Optical and Zeeman studies of the first excited singlet state of zinc porphin in a single crystal of n-octane: Evidence for Jahn-Teller instability

The absorption and fluorescence spectra of Zn porphin in an n-octane single crystal at 4·2 K are reported in the region between 17 400 and 18 500 cm^-1. A strong peak appears in both spectra at 17 961 cm^-1 and is assigned to the origin of one component (|x, 0>) of the nearly degenerate Q-band.
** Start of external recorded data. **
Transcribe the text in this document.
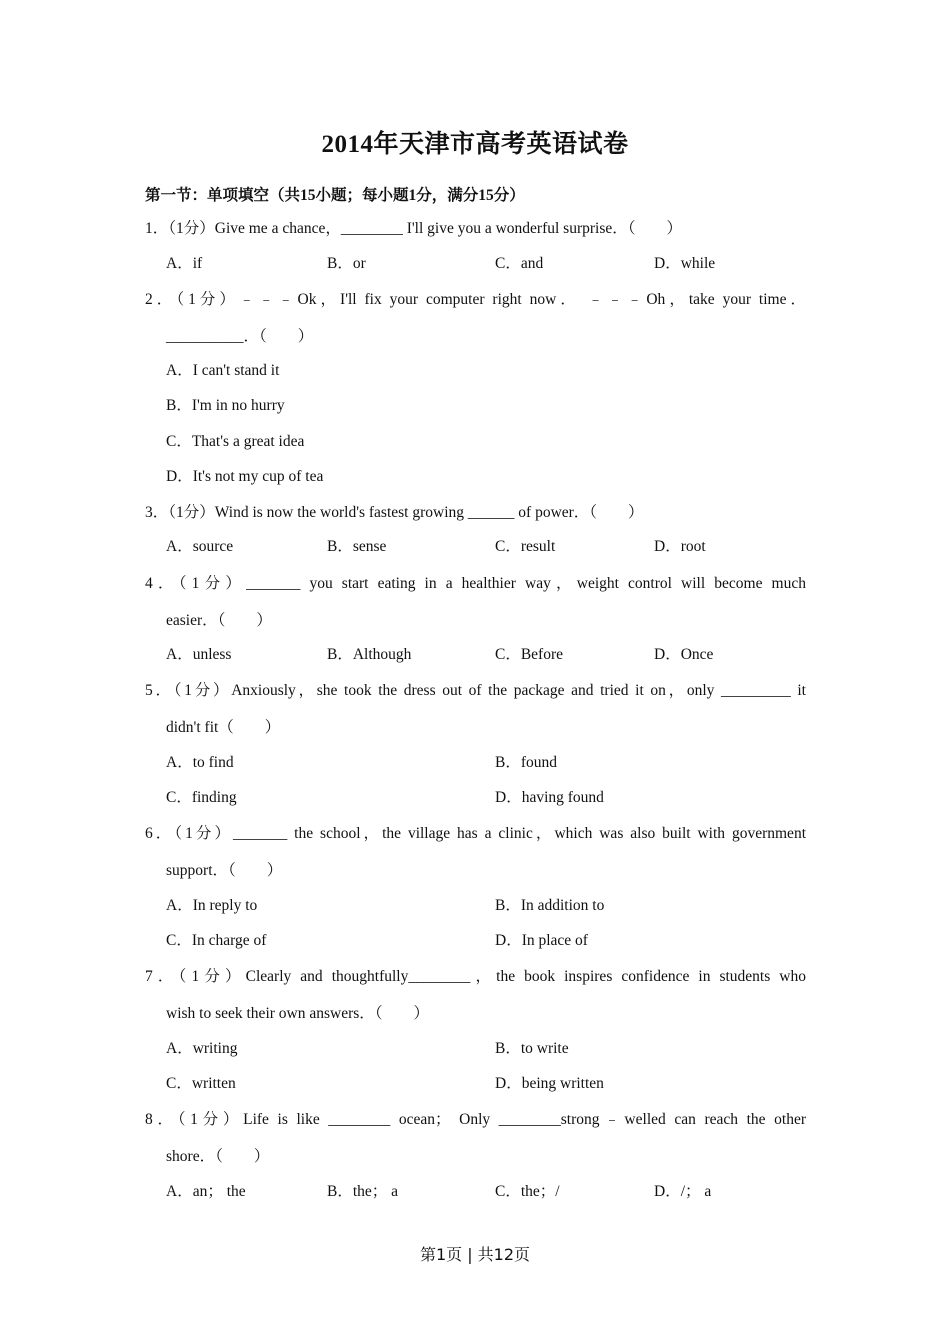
2014年天津市高考英语试卷
第一节：单项填空（共15小题；每小题1分，满分15分）
1．（1分）Give me a chance，________ I'll give you a wonderful surprise．（　　）
A．if	B．or	C．and	D．while
2．（1分）﹣﹣﹣Ok，I'll fix your computer right now． ﹣﹣﹣Oh，take your time．
__________．（　　）
A．I can't stand it
B．I'm in no hurry
C．That's a great idea
D．It's not my cup of tea
3．（1分）Wind is now the world's fastest growing ______ of power．（　　）
A．source	B．sense	C．result	D．root
4．（1分）_______ you start eating in a healthier way，weight control will become much
easier．（　　）
A．unless	B．Although	C．Before	D．Once
5．（1分）Anxiously，she took the dress out of the package and tried it on，only _________ it
didn't fit（　　）
A．to find	B．found
C．finding	D．having found
6．（1分）_______ the school，the village has a clinic，which was also built with government
support．（　　）
A．In reply to	B．In addition to
C．In charge of	D．In place of
7．（1分）Clearly and thoughtfully________，the book inspires confidence in students who
wish to seek their own answers．（　　）
A．writing	B．to write
C．written	D．being written
8．（1分）Life is like ________ ocean； Only ________strong﹣welled can reach the other
shore．（　　）
A．an； the	B．the； a	C．the；/	D．/； a
第1页 | 共12页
In absorption a second strong line occurs at a frequency δ = 109 cm^-1 above the first; a corresponding line is almost totally absent in the emission spectrum at 4·2 K, but it appears as a hot band of appreciable intensity when the temperature is raised to 80 K. This feature is assigned to the origin of the other component (|y, 0>) of the Q-band. The lifting of the degeneracy of the Q-band is interpreted as a crystal field splitting of the Jahn-Teller unstable ¹ E_u state.

The Zeeman effect is investigated for the 0–0 transition of the phosphorescence spectrum and the |x, 0> and |y, 0> components of the Q-band absorption spectrum. From the phosphorescence experiment it is concluded that the great majority of the ZnP guests are oriented in the host with an angle of about 25° between the out-of-plane molecular axes and the crystal a-axis. The analysis of the Zeeman effect in absorption (H//crystal a-axis) is complicated by the Jahn-Teller instability which causes two additional unknowns to appear in the problem: the frequency ν and the nuclear displacement parameter α of the active mode. When not making an assumption about these parameters one can only derive a lower limit for the matrix element of the orbital angular momentum between the two electronic components: Λ > 4·6. If is identified with the low-frequency mode of 180 cm^-1 appearing in the absorption spectrum, then it follows that Λ = 6·1 ± 0·6 with α = 1·4 ± 0·1.